“La clase media baja española es deprimente”. Leí esta frase entre divertido y airado, pues atribuyéndole una buena dosis de razón también es cierto que la clase media baja es mi patria. Fue un sábado de buena mañana, a poco de levantarme. Compré el periódico y entré en el Café del Centro para tomarme un descafeinado. Eché un vistazo a la portada del diario y sólo transcurrieron unos segundos hasta que mi vecino de mesa empezó a lamentarse del destino trágico de Rajoy y su desmejora física. No porque le cayera simpático o tuviera afinidades ideológicas, sino porque él no ve al político. Ve a un ser humano donde yo, persona insensible, sólo veo una plaga.
Mientras mi vecino de mesa describía los síntomas de deterioro que dejan traslucir las fotografías del mencionado ser humano, yo cogí el suplemento del periódico dedicado a la moda. Siempre incluye alguna pieza social o cultural, y es sano echar unas risas leyendo las últimas tendencias sobre la cosmética de inversión. O el auge de los productos monodosis para el “neceser nómada”.
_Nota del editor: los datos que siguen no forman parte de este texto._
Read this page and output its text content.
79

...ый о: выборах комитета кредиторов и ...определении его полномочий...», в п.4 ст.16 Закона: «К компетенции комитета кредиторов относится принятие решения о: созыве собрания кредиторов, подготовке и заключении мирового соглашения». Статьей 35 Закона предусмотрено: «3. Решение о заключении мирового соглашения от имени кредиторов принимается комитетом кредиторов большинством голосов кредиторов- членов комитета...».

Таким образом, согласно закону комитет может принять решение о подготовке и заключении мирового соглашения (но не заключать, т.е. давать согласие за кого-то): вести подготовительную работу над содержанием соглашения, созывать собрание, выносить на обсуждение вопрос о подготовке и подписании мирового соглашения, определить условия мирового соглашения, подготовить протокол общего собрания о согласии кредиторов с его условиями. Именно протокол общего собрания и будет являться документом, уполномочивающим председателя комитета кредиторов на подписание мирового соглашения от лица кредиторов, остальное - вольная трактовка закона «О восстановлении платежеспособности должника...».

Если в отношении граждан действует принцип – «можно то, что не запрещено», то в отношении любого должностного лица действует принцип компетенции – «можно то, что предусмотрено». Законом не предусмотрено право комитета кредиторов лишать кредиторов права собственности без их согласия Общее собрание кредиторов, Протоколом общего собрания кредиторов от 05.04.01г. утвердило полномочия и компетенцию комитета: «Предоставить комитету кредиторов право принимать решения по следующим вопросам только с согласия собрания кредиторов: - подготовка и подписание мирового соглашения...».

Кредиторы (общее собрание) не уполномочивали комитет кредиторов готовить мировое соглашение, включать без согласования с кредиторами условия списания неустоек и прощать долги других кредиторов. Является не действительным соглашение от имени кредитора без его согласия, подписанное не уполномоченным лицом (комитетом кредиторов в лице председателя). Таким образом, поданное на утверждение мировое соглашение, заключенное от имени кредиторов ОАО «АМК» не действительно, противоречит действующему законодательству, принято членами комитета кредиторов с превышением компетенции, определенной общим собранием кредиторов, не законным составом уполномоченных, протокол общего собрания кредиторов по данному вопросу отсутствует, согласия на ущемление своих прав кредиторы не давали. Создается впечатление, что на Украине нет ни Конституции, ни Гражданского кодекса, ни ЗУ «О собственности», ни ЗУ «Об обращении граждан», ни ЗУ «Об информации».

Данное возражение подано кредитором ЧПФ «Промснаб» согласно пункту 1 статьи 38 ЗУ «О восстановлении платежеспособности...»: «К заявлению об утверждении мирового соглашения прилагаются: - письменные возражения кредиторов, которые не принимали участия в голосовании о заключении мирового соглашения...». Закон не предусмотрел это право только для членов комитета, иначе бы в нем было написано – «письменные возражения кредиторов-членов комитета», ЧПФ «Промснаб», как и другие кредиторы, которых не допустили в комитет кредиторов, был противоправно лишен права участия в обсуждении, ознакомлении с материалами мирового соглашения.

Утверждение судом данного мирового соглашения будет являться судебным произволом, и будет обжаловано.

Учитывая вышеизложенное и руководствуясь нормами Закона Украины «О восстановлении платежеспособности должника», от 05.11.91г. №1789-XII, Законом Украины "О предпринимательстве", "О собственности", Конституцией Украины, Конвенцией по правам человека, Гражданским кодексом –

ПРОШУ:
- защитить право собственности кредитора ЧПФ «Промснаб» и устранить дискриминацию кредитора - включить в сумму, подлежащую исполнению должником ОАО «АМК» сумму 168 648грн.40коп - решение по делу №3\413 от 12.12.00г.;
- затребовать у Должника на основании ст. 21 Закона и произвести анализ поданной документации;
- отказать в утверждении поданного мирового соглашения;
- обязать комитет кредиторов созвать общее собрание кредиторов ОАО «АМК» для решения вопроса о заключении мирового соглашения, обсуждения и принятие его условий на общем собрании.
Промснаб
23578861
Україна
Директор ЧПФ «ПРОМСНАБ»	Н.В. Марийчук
De repente me topé con una entrevista a Angélica Liddell, dramaturga, directora teatral y actriz. A veces las preguntas aparentemente tontas no producen respuestas comprobadamente estúpidas. La periodista quería saber si la familia de la dramaturga va a ver sus obras. Y Liddell le contestaba: “Qué va. Para gran parte de ella soy una auténtica payasa. Tienen sus vidas, sus familias, sus casas con chimeneas de fuego artificial, sus hipotecas, sus pensiones… El hombre medio es terrible. Lo conozco bien porque yo provengo de la clase media baja española y es deprimente”.
Interrumpí la sesión clínica de mi vecino de mesa y le comenté la frase, además de la que venía a continuación: “Que la niña leyera mucho era extraño. Me llevaban al psiquiatra para que no fuera más rara de lo normal”. Uno de los puntos fuertes de mi vecino de mesa es el conocimiento de la naturaleza humana. Por eso no tardó ni medio segundo en exclamar: “No fuera a ser que nunca le saliera novio”.